The man stared. The other two finished their explorations and joined in the scrutiny.
“We don’t have time for your games. We have things to do.”
“Take me with you to Cuba, please. I’m asking you as nice and polite as I know how.”
“What makes you think we are going to Cuba?”
“Please, mister, don’t jerk my chain! Some of the Cubans must be going! If you guys aren’t, who is? I need to get to Cuba one way or the other. What the hell you want me to do — hire an airplane and parachute out of it? Goddammit, my paper wants stories from Cuba and sent me to get them. I won’t write a story about you or mention your names without your approval. Is that what you’re worried about? You can be a confidential source. I’m just asking for your help. But with or without you, I’m going to Cuba.”
The three men glanced at each other. Nothing was said.
After several seconds, the man behind the desk put the pistol back in the drawer and gestured. “Your things.” He shook his head. “Only in America …”

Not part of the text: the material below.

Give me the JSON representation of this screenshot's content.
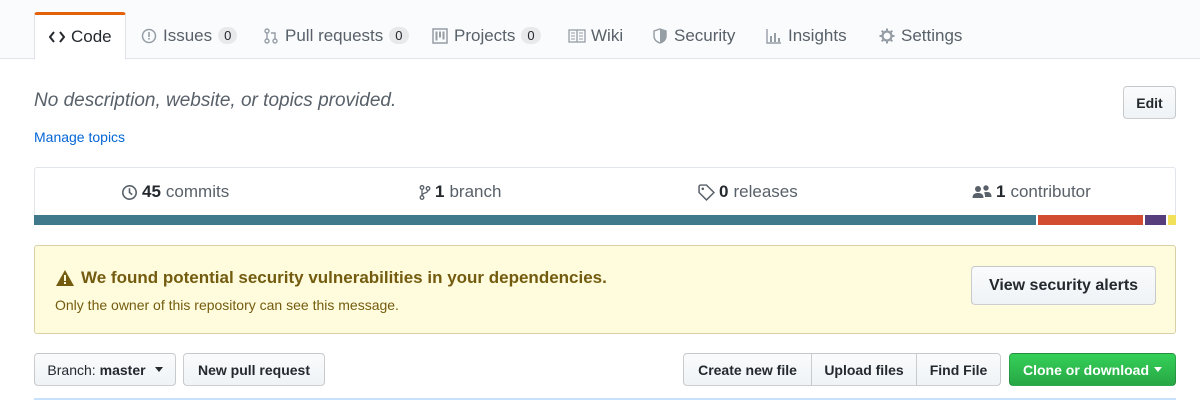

His name was Hector Santana. He didn’t introduce the other two, but Yocke later learned their names: Jesús Ruiz and Tomás García. The three conferred briefly in whispers in the far corner, then Santana faced him again.
“You must understand the danger. There is much danger. We will go by boat. We will have to avoid your Coast Guard, which will be alert for boats going to Cuba, and we will have to avoid the Cuban Navy, which will be even more alert. If we are caught by the Americans, we will be in serious trouble. If we are caught by the Cubans, we will be dead.”
“I understand. I want to go.”
“You say it so easily, so lightly. A ride in a pedal-boat on a park lake! You would risk your life for your employer’s sake, to write a story for a newspaper?”
“Well, it does sound sort of stupid, when you put it like that. But yes, I—”
“You are a fool.”
“You’ll be just as dead as I.”
“Ahh, but we are fighting for our country. For Cuba. You, you risk your life for money, for glory. And those things they are as nothing. They are as smoke. You are a very great fool.”
“You’ve told me the risks. You’ve given me your opinion. I still want to go if you’ll take me.”